Best Bell Pepper Sandwich Recipes
One of the most common ways to start eating healthy is to cut back the amount of processed carbohydrates your eating. And unfortunately, bread is one of those things that’s got to go! Sandwich toppings are actually what you’re after so how can you get all that goodness without the carbs? You make a low carb sandwich with bell peppers!
Feel free to adjust these recipes to suit your taste. Sometimes it’s just good to start with an idea of what you can create!
When making these, I always recommend you to remove the seeds as this is where the heat is. You want the flavor so you don’t need the seeds of red bell peppers. To meal prep these, I’ll often chop up what I need for the week ahead in advance. You can also prep the toppings but keep in separate containers, ready to go.
Also, these are good for more than just weight management. If you’re gluten free, these should be your go to sandwiches! Skip that heavy gluten free bread for another serving of veggies in your day.

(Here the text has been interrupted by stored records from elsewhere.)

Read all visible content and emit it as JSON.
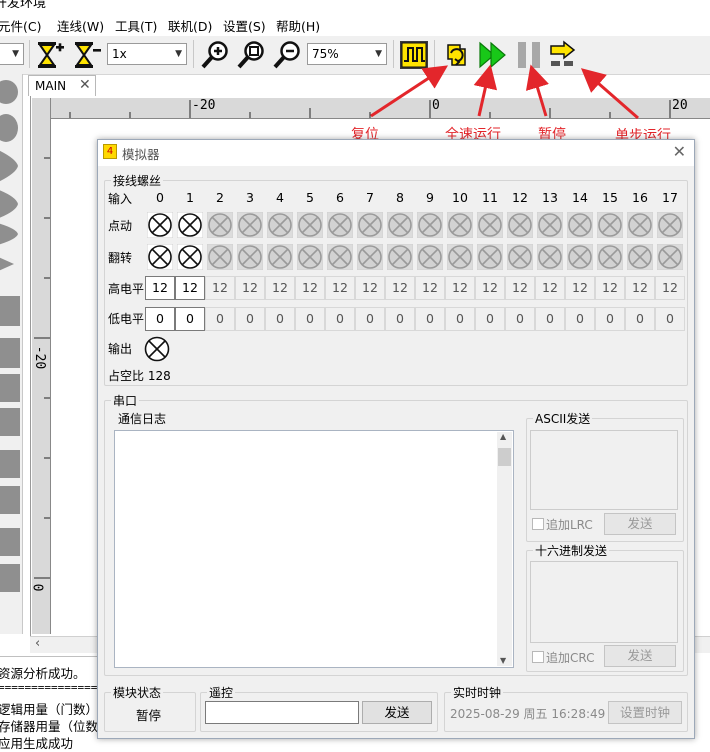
{
  "window": {
    "title": "开发环境"
  },
  "menu": [
    "元件(C)",
    "连线(W)",
    "工具(T)",
    "联机(D)",
    "设置(S)",
    "帮助(H)"
  ],
  "toolbar": {
    "speed": "1x",
    "zoom": "75%"
  },
  "tab": {
    "label": "MAIN"
  },
  "rulers": {
    "h_neg": "-20",
    "h_zero": "0",
    "h_pos": "20",
    "v_neg": "-20",
    "v_zero": "0"
  },
  "annotations": {
    "reset": "复位",
    "run": "全速运行",
    "pause": "暂停",
    "step": "单步运行"
  },
  "colors": {
    "annotation": "#e3262b",
    "run_green": "#18c818",
    "icon_yellow": "#ffe400"
  },
  "output": {
    "lines": [
      "资源分析成功。",
      "================",
      "逻辑用量（门数）:",
      "存储器用量（位数）",
      "应用生成成功"
    ]
  },
  "simulator": {
    "title": "模拟器",
    "title_icon": "4",
    "terminals": {
      "legend": "接线螺丝",
      "input_label": "输入",
      "columns": [
        "0",
        "1",
        "2",
        "3",
        "4",
        "5",
        "6",
        "7",
        "8",
        "9",
        "10",
        "11",
        "12",
        "13",
        "14",
        "15",
        "16",
        "17"
      ],
      "row_labels": {
        "jog": "点动",
        "toggle": "翻转",
        "high": "高电平",
        "low": "低电平",
        "output": "输出"
      },
      "high_values": [
        "12",
        "12",
        "12",
        "12",
        "12",
        "12",
        "12",
        "12",
        "12",
        "12",
        "12",
        "12",
        "12",
        "12",
        "12",
        "12",
        "12",
        "12"
      ],
      "low_values": [
        "0",
        "0",
        "0",
        "0",
        "0",
        "0",
        "0",
        "0",
        "0",
        "0",
        "0",
        "0",
        "0",
        "0",
        "0",
        "0",
        "0",
        "0"
      ],
      "active_columns": 2,
      "duty_label": "占空比",
      "duty_value": "128"
    },
    "serial": {
      "legend": "串口",
      "log_label": "通信日志",
      "ascii_label": "ASCII发送",
      "lrc_label": "追加LRC",
      "send_label": "发送",
      "hex_label": "十六进制发送",
      "crc_label": "追加CRC"
    },
    "module": {
      "legend": "模块状态",
      "status": "暂停"
    },
    "remote": {
      "legend": "遥控",
      "value": "",
      "send_label": "发送"
    },
    "clock": {
      "legend": "实时时钟",
      "datetime": "2025-08-29 周五 16:28:49",
      "set_label": "设置时钟"
    }
  }
}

Best Bell Pepper Sandwich Recipes
Here are some fun pepper sandwiches that follow the formula, and are SUPER filling, healthy, and delicious 😉
1. Shrimp & Avocado Salad-Filled Bell Peppers
🥒 2 cups veggies: 2 medium cucumbers for the salad + 1 bell pepper
🥑 100-200 calories of fats: 1 avocado, chopped
🍤 4-5oz protein: about 20 medium shrimp, cooked from frozen in a pan with an oil spray
Season with fat free vinaigrette dressing and red pepper flakes! I love the Trader Joe’s fat free balsamic vinaigrette. Here’s a list of my fave TJs dressings.
2. Mozz & Tomato-Filled Peppers
For the filling:
🍅 2 cups veggies: 1/4 onion + 1 cup cherry tomatoes + 1 medium cucumber
🥑 100-200 calories of fats: 1/2 avocado, chopped + 1 Tbsp oil
🧀 4-5 oz protein: 2 oz mini mozzarella balls
Season with balsamic vinegar, basil, oregano, salt & pepper as you like. 🙌🏼 Cut open 2 peppers & fill them!
3. Greek Salad with Tortellini-Stuffed Avocados
100-200 calories of fats: 1/3 cup olives
4-5oz protein: 1/2 cup crumbled feta cheese
2 cups veggies: 1 bell pepper + salad veggies (2 cucumbers + 1/4 onion, chopped)
1/2 cup cooked pasta - I stick with one starch per day
And! Add 2 Tbsp fat free balsamic dressing with salt, pepper, basil, and oregano
4. Mozz & Meatball Pepper Subs
2 cups veggies: 2 bell peppers
100-200 calories of fats: 2 slices cheese
4-5oz protein: 4 meatballs
Preheat oven to 400 degrees. Line baking sheet with tin foil. Spray with a cooking spray. Bake peppers for 10-15 minutes.
5. Reg’ Bell Pepper Sandwiches
2 cups veggies: 2 bell peppers + 4 slices of tomatoes
100-200 calories of fats: 2 slices of cheese
4-5oz protein: 6 oz deli turkey
6. Pepper Tacos / Nachos
~2 cups veggies: 1-2 bell peppers (depends on how “full” you want them!)
100-200 calories of fats: 1/2 cup shredded mozz or cheddar cheese
4-5oz protein: 5 oz ground turkey
Stir-fry ground turkey on the stove top with an oil spray. Line baking sheet with tin foil and spray with an oil spray. Cut peppers into medium-sized pieces. Top with turkey and cheese. Bake for 15 minutes at 400 degrees.
7. Philly Cheesesteak Stuffed Bell Peppers
~2 cups veggies: 1 bell pepper
100-200 calories of fats: 1/2 cup shredded mozzarella cheese
4-5oz protein: 4oz shaved beef
Stir-fry beef on the stove top with an oil spray. Line baking sheet with tin foil and spray with an oil spray - or use an oven safe dish like is shown in the picture. Cut peppers in halves. Top peppers with beef and cheese. Bake for 15 minutes at 400 degrees.